Oswald also sent out warnings via the media, putting pressure on the organisers to complete preparations. But he was equally meticulous about handing out praise when praise was due.
“You have to be a bit diplomatic so people don’t lose their motivation,” he told swissinfo. “The Greeks have managed to complete their preparations in just four years, instead of the usual seven.”
The Swiss lawyer is still concerned about security and won’t relax until the last athlete crosses the finish line. “For the IOC, security and the risk of terrorist attacks are the biggest worries,” he added.
Oswald, a former Olympic rower, has vivid memories of the Palestinian hostage taking of Israeli athletes at the 1972 Games in Munich. After his event, he had planned to stay on and watch some of the other competitions.

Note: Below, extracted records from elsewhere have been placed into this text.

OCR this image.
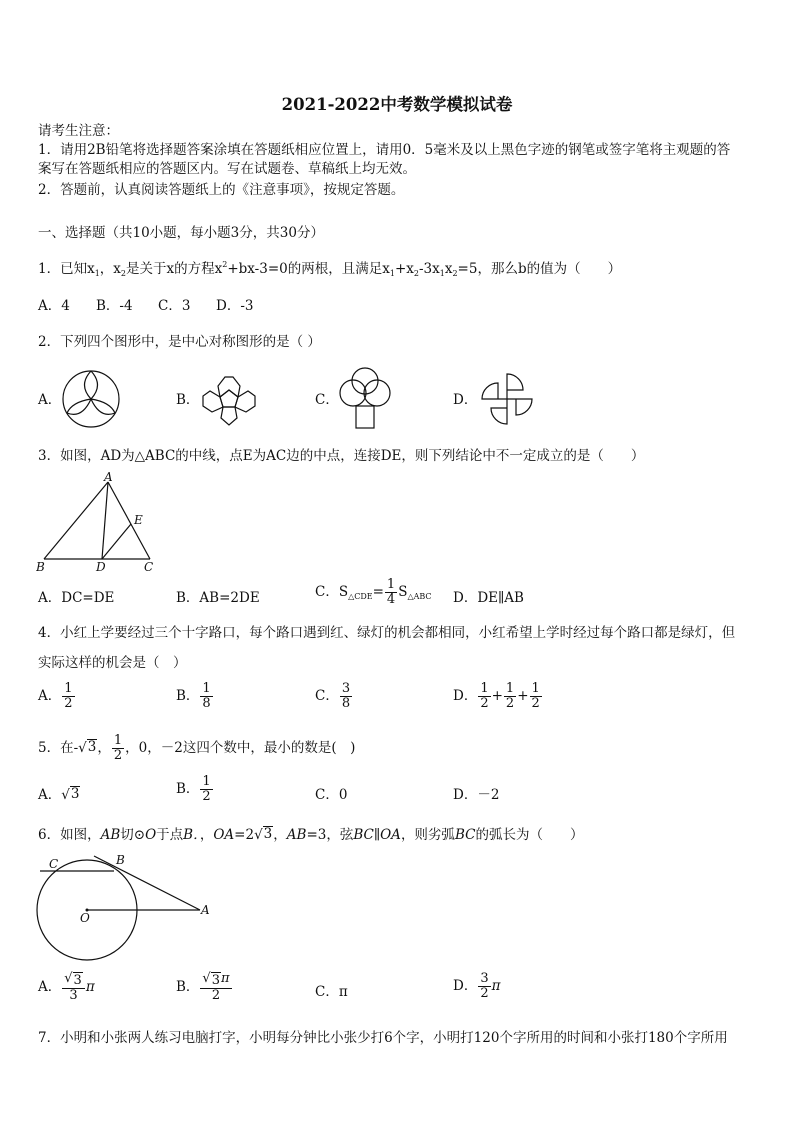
2021-2022中考数学模拟试卷
请考生注意：
1．请用2B铅笔将选择题答案涂填在答题纸相应位置上，请用0．5毫米及以上黑色字迹的钢笔或签字笔将主观题的答
案写在答题纸相应的答题区内。写在试题卷、草稿纸上均无效。
2．答题前，认真阅读答题纸上的《注意事项》，按规定答题。
一、选择题（共10小题，每小题3分，共30分）
1．已知$x_1$，$x_2$是关于x的方程$x^2+bx-3=0$的两根，且满足$x_1+x_2-3x_1x_2=5$，那么b的值为（　　）
A．4 B．-4 C．3 D．-3
2．下列四个图形中，是中心对称图形的是（ ）
A．	B．	C．	D．
3．如图，AD为△ABC的中线，点E为AC边的中点，连接DE，则下列结论中不一定成立的是（　　）
A
B	D	C
E
A．DC=DE	B．AB=2DE	C．$S_{\triangle CDE}= \frac{1}{4} S_{\triangle ABC}$ D．DE∥AB
4．小红上学要经过三个十字路口，每个路口遇到红、绿灯的机会都相同，小红希望上学时经过每个路口都是绿灯，但
实际这样的机会是（　）
A． $\frac{1}{2}$	B． $\frac{1}{8}$	C． $\frac{3}{8}$	D． $\frac{1}{2} + \frac{1}{2} + \frac{1}{2}$
5．在-√ 3 ， $\frac{1}{2}$ ，0，－2这四个数中，最小的数是(　)
A．√ 3	B． $\frac{1}{2}$	C．0	D．－2
6．如图，AB切⊙O于点B．，OA=2√ 3 ，AB=3，弦BC∥OA，则劣弧BC的弧长为（　　）
C	B
O
A
A． $\frac{√ 3}{3}$ π	B． $\frac{√ 3 \pi}{2}$	C．π	D． $\frac{3}{2}$ π
7．小明和小张两人练习电脑打字，小明每分钟比小张少打6个字，小明打120个字所用的时间和小张打180个字所用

But the killing of the Israelis changed all that. “I headed straight for home after that,” explained Oswald.
He says an attack at the Athens Games would spell the end of the event. But while he admits there no such thing as “zero risk”, he adds that security has never been as tight since the September 11 attacks.
Around 70,000 people are looking after security at the Games, including Nato soldiers. The cost to keep the land, sea and sky free of trouble is around €1 billion (SFr1.5 billion).
“Now you know why I have trouble sleeping at night,” says Oswald.
swissinfo, Mathias Froidevaux and Philippe Kropf (translation: Scott Capper)
The Athens summer Games are the 28th Olympiad.
They run from August 13 to August 29.
Twenty-eight sports will be on display in 28 venues.
Around 10,500 sportsmen and women are expected to participate.
Another 5,500 officials will attend.
Around 21,500 media representatives have received accreditation for the Games.
70,000 people will look after security.
Denis Oswald, born in 1947 in Neuchâtel, was a member of the Swiss rowing team from 1968 to 1976, and was national champion 13 times.
He took part in three Olympic Games: Mexico (1968), Munich (1972) and Montreal (1976).
He has been a member of the IOC since 1991 and in 2001 was appointed coordinator for the Athens Games.